3.  The Testing Phase
Testing and Debugging will be heavily reliant on the technical specifications and various other documents from higher up the chain.  Test environments would be setup to mimic the real world and extensive testing of every single piece of code is carried out.  This is one of the most important phases in any IT project and it lasts a long time.  Every single byte of data which is produced by the tests is inspected to ensure that it is working as planned.  It never does, at least not in the early phases of project so there is a lot of interaction between developers and testers and again a lot of interaction between developers and designers.

4.  The Deployment Phase
In essence once a project has been thoroughly tested and is seen as stable it will be deployed into the real world - this doesn't mean that the three previous groups become obsolete - in fact they would continue to redesign, redevelop and retest in order to add new features, remove features which are not needed and deal with bugs or unexpected behaviour which was not picked up in the labs.  And believe me, these -always- manifest - I have yet to work on a large project which works as desired first time round, it simply doesn't happen.  The project manager has to deal with change requests, bugs, resource issues, efficiency issues and a whole bunch of other things.

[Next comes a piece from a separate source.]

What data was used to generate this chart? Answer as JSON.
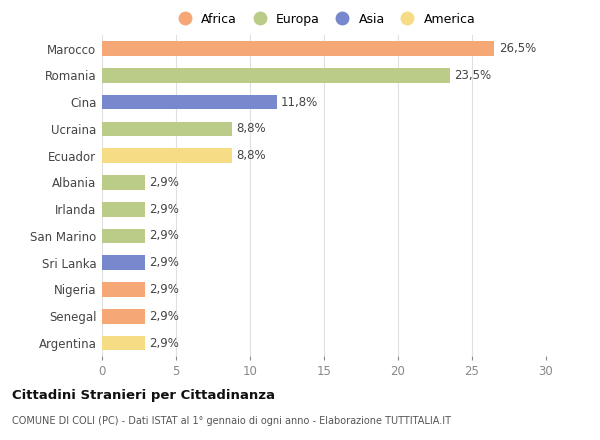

So the question is how does a piece of code "intended" for another project entirely, manage to find its way into the project without being noticed?  The short answer is that it doesn't, it simply is not possible because of the very granular method in which projects are developed.

At the very worst it would have been picked up in Phase 3 (Testing) as the data coming back from the test environments would include all this "accidental" data and would be picked up by the people doing the testing.  At this phase in order for it to be "rogue" code one would assume there would be no technical specifications for that code which would immediately ring alarm bells with the testers as they find they have all this data which is not defined.

Even if it was missed during the testing phase (which is incredibly unlikely) it would certainly be noticed in the data coming back during the early stages of deployment - which is always examined thoroughly - you simply cannot fail to notice all this incoming data containing the contents of Internet communications.

Furthermore, one has to assume that the size of this data (considering it has been collected for over 3 years) would be significant - probably hundreds of terabytes - that all has to be stored somewhere and believe me when I say Database and System Administrators know their systems very well indeed, it is their job to know what is in their systems and why it is there - they need to know this to keep on top of resources, manage access control and backups - you can't store all this extra data accidentally, it takes physical space, money and real man hours to manage it.

So do I trust Google when they say it was accident?  Absolutely not - they knew they had the data, they knew where and what that data was and they stockpiled it for 3 years - and it is likely they would have continued to do so had Germany not demanded to know what data they were collecting.

Google may well be able to pull the wool over the eyes of regulators, press, media and the general public - but anyone who has worked professionally on large IT projects knows full well that this was no accident - it just doesn't happen that way.